Doch woher nimmt der Sender die richtige Zeit, die auch Ihre Funkuhr zu einem hochpräzisen Zeitgeber macht?

Mit der präzisen Zeit wird der Sender in Mainflingen von Atomuhren versorgt. Geregelt ist dies durch das Einheiten- und Zeitgesetz (Gesetz über die Einheiten im Messwesen und die Zeitbestimmung, EinhZeitG). Dieses sieht vor, dass die Physikalisch-Technische Bundesanstalt (PTB) in Braunschweig den Sender in Mainflingen mit präzisen Daten versorgt. Hierzu senden vier vom PTB aufwändig konstruierte Atomuhren in Braunschweig, genauer zwei Caesium-Uhren und zwei Caesium-Fontänen (die derzeit präzisesten Zeitmessinstrumente), ein Signal nach Mainflingen. Eine ebenfalls von der PTB entwickelte Steuereinrichtung sowie drei (weniger aufwändig konzipierte Atomuhren) synchronisieren sich hier regelmäßig mit den hochpräzisen Atomuhren in Braunschweig, sodass das so gewonnene Signal am Sendeort eine Standardabweichung von lediglich einer Sekunde in 30.000 Jahren hat.

Vor- und Nachteile einer Funkuhr

  • Funkgesteuerte Uhren müssen nicht von Hand auf Sommer- oder Winterzeit umgestellt werden, können jedoch auf Reisen manuell verstellt werden.
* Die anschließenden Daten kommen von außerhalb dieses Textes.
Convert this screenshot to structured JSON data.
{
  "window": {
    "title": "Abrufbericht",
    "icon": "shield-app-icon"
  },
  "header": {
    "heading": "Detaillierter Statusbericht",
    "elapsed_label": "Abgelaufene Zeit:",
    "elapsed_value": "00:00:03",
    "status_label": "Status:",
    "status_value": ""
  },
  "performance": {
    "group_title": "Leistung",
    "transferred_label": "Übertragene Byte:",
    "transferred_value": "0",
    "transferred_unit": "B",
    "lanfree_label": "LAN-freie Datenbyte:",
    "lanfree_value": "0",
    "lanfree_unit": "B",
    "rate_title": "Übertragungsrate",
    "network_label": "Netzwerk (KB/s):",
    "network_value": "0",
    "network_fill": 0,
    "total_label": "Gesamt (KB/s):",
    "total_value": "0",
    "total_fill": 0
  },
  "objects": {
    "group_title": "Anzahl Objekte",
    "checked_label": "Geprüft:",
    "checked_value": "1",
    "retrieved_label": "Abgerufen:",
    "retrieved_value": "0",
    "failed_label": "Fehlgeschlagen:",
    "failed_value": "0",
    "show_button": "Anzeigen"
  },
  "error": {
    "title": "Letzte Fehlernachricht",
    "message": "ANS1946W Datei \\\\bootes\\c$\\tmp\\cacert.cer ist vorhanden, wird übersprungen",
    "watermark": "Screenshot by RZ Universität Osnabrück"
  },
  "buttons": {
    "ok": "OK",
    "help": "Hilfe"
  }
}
  • Die Ganggenauigkeit dieser Atomuhr beträgt rein rechnerisch 1 sec. in 1.000.000 (Million) Jahren.

  • Der Empfänger in der Uhr braucht wesentlich mehr Strom als die Quarzuhr selbst.

Sinnvoll ist daher die Kombination Funk- und Solarfunktion: Dadurch ist eine gleichmäßige Aufladung der Uhrenbatterie gewährleistet.